What if one spouse is ready and the other isn’t?
This comes up more than people think.
I stay in my lane here. I’m a real estate agent, not a marriage counselor. But I have seen a few different versions of this. Sometimes one spouse moves first into independent living or assisted living, and the other follows later. More often, the couple needs help talking it through.
If that’s your situation, start with the family conversation. Bring in adult children if that makes sense. A placement coordinator can help too, because they ask good questions and often lower the temperature in the room. In some cases, a counselor is the right call.
What I would not do is force a fake agreement. This is too big for that.
I also try to remind people that downsizing is not the end of life. It’s a new chapter. Less house can mean less stress. It can mean more travel, more time with family, more social life, more safety, and fewer things on your plate. If you’ve worked hard for decades, there is nothing wrong with wanting life to get simpler.
A better move starts earlier than you think
If there is one thing I want people to remember, it’s this: the sooner you start talking about the move, the more control you keep. That goes for timing, finances, repairs, housing options, and family decisions.

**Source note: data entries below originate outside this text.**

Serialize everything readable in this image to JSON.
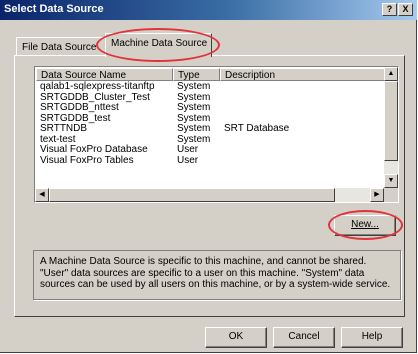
{
  "window": {
    "title": "Select Data Source",
    "help_button": "?",
    "close_button": "X"
  },
  "tabs": [
    {
      "label": "File Data Source",
      "selected": false
    },
    {
      "label": "Machine Data Source",
      "selected": true
    }
  ],
  "list": {
    "columns": [
      "Data Source Name",
      "Type",
      "Description"
    ],
    "rows": [
      {
        "name": "qalab1-sqlexpress-titanftp",
        "type": "System",
        "description": ""
      },
      {
        "name": "SRTGDDB_Cluster_Test",
        "type": "System",
        "description": ""
      },
      {
        "name": "SRTGDDB_nttest",
        "type": "System",
        "description": ""
      },
      {
        "name": "SRTGDDB_test",
        "type": "System",
        "description": ""
      },
      {
        "name": "SRTTNDB",
        "type": "System",
        "description": "SRT Database"
      },
      {
        "name": "text-test",
        "type": "System",
        "description": ""
      },
      {
        "name": "Visual FoxPro Database",
        "type": "User",
        "description": ""
      },
      {
        "name": "Visual FoxPro Tables",
        "type": "User",
        "description": ""
      }
    ]
  },
  "new_button": "New...",
  "info_text": "A Machine Data Source is specific to this machine, and cannot be shared. \"User\" data sources are specific to a user on this machine. \"System\" data sources can be used by all users on this machine, or by a system-wide service.",
  "buttons": {
    "ok": "OK",
    "cancel": "Cancel",
    "help": "Help"
  },
  "annotation_color": "#e0343a"
}
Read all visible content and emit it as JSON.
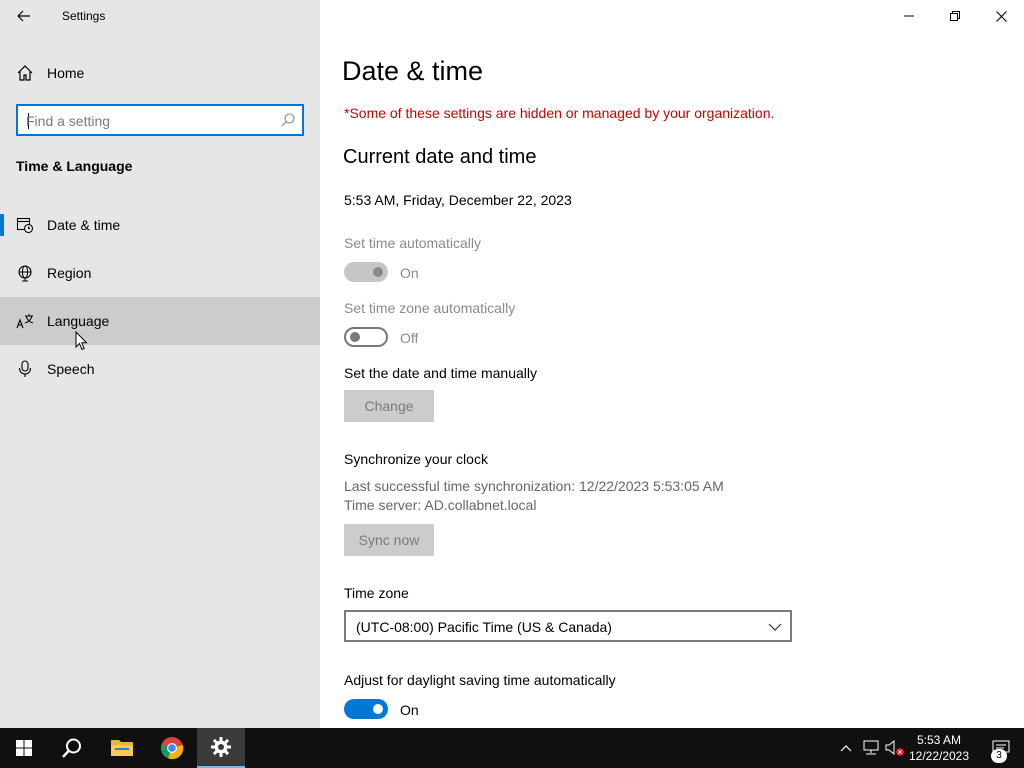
{
  "window": {
    "app_title": "Settings"
  },
  "sidebar": {
    "home_label": "Home",
    "search_placeholder": "Find a setting",
    "section_title": "Time & Language",
    "items": [
      {
        "label": "Date & time",
        "icon": "date-time-icon",
        "active": true
      },
      {
        "label": "Region",
        "icon": "globe-icon",
        "active": false
      },
      {
        "label": "Language",
        "icon": "language-icon",
        "active": false,
        "hover": true
      },
      {
        "label": "Speech",
        "icon": "microphone-icon",
        "active": false
      }
    ]
  },
  "main": {
    "page_title": "Date & time",
    "org_warning": "*Some of these settings are hidden or managed by your organization.",
    "current_heading": "Current date and time",
    "current_time": "5:53 AM, Friday, December 22, 2023",
    "set_time_auto": {
      "label": "Set time automatically",
      "state": "On"
    },
    "set_tz_auto": {
      "label": "Set time zone automatically",
      "state": "Off"
    },
    "manual": {
      "label": "Set the date and time manually",
      "button": "Change"
    },
    "sync": {
      "heading": "Synchronize your clock",
      "last_sync": "Last successful time synchronization: 12/22/2023 5:53:05 AM",
      "server": "Time server: AD.collabnet.local",
      "button": "Sync now"
    },
    "timezone": {
      "label": "Time zone",
      "value": "(UTC-08:00) Pacific Time (US & Canada)"
    },
    "dst": {
      "label": "Adjust for daylight saving time automatically",
      "state": "On"
    }
  },
  "taskbar": {
    "clock_time": "5:53 AM",
    "clock_date": "12/22/2023",
    "notification_count": "3"
  },
  "colors": {
    "accent": "#0078d7",
    "warning": "#c50500",
    "sidebar_bg": "#e6e6e6"
  }
}
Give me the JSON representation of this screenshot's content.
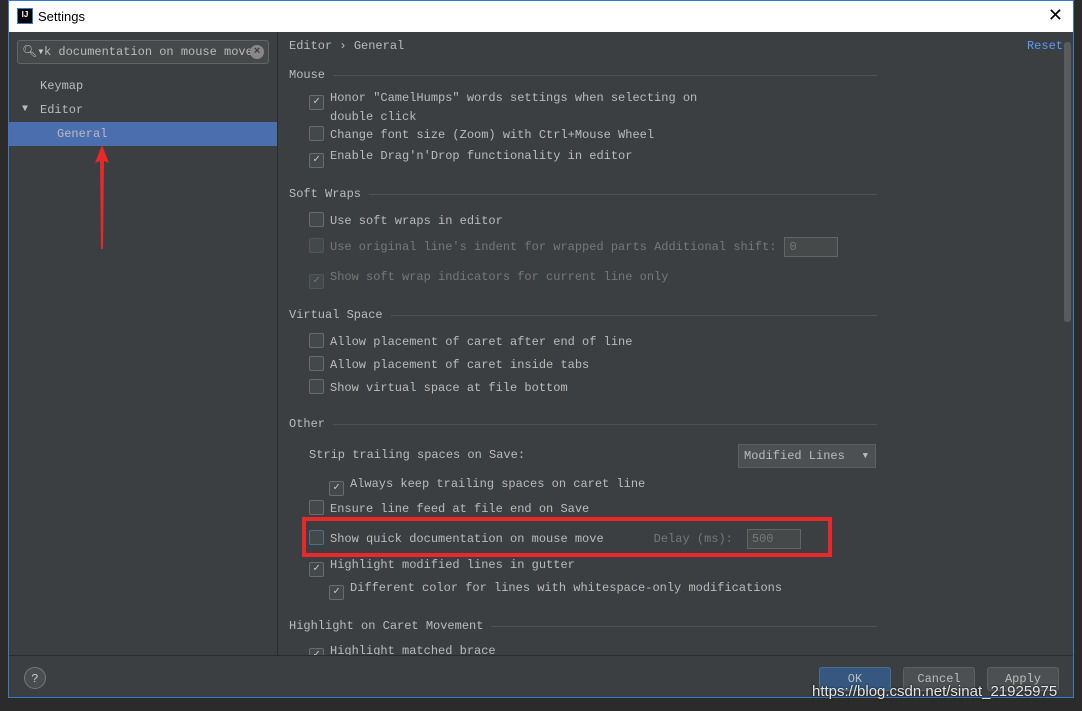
{
  "window": {
    "title": "Settings",
    "logo": "IJ"
  },
  "search": {
    "value": "k documentation on mouse move"
  },
  "tree": [
    {
      "label": "Keymap"
    },
    {
      "label": "Editor",
      "expanded": true
    },
    {
      "label": "General",
      "selected": true
    }
  ],
  "breadcrumb": {
    "parent": "Editor",
    "sep": "›",
    "current": "General"
  },
  "reset": "Reset",
  "sections": {
    "mouse": {
      "title": "Mouse",
      "items": [
        {
          "label": "Honor \"CamelHumps\" words settings when selecting on",
          "label2": "double click",
          "checked": true
        },
        {
          "label": "Change font size (Zoom) with Ctrl+Mouse Wheel",
          "checked": false
        },
        {
          "label": "Enable Drag'n'Drop functionality in editor",
          "checked": true
        }
      ]
    },
    "soft": {
      "title": "Soft Wraps",
      "items": [
        {
          "label": "Use soft wraps in editor",
          "checked": false
        },
        {
          "label": "Use original line's indent for wrapped parts",
          "checked": false,
          "extra_label": "Additional shift:",
          "extra_value": "0"
        },
        {
          "label": "Show soft wrap indicators for current line only",
          "checked": true
        }
      ]
    },
    "virtual": {
      "title": "Virtual Space",
      "items": [
        {
          "label": "Allow placement of caret after end of line",
          "checked": false
        },
        {
          "label": "Allow placement of caret inside tabs",
          "checked": false
        },
        {
          "label": "Show virtual space at file bottom",
          "checked": false
        }
      ]
    },
    "other": {
      "title": "Other",
      "strip_label": "Strip trailing spaces on Save:",
      "strip_value": "Modified Lines",
      "items": [
        {
          "label": "Always keep trailing spaces on caret line",
          "checked": true
        },
        {
          "label": "Ensure line feed at file end on Save",
          "checked": false
        },
        {
          "label": "Show quick documentation on mouse move",
          "checked": false,
          "extra_label": "Delay (ms):",
          "extra_value": "500"
        },
        {
          "label": "Highlight modified lines in gutter",
          "checked": true
        },
        {
          "label": "Different color for lines with whitespace-only modifications",
          "checked": true
        }
      ]
    },
    "caret": {
      "title": "Highlight on Caret Movement",
      "items": [
        {
          "label": "Highlight matched brace",
          "checked": true
        }
      ]
    }
  },
  "buttons": {
    "help": "?",
    "ok": "OK",
    "cancel": "Cancel",
    "apply": "Apply"
  },
  "watermark": "https://blog.csdn.net/sinat_21925975",
  "colors": {
    "accent": "#4b6eaf",
    "highlight_box": "#e8282b",
    "link": "#589df6"
  }
}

I don’t mind if you’re six months away from moving. I don’t mind if you’re five years away. I’ve had those conversations plenty of times, and they matter. If you want to keep thinking through your options, you can start with a free estimate of your home’s value in Phoenix or set up a call with me.
The best downsizing move is usually not the fastest one. It’s the one made with a clear head, a good plan, and enough time to do it on your terms.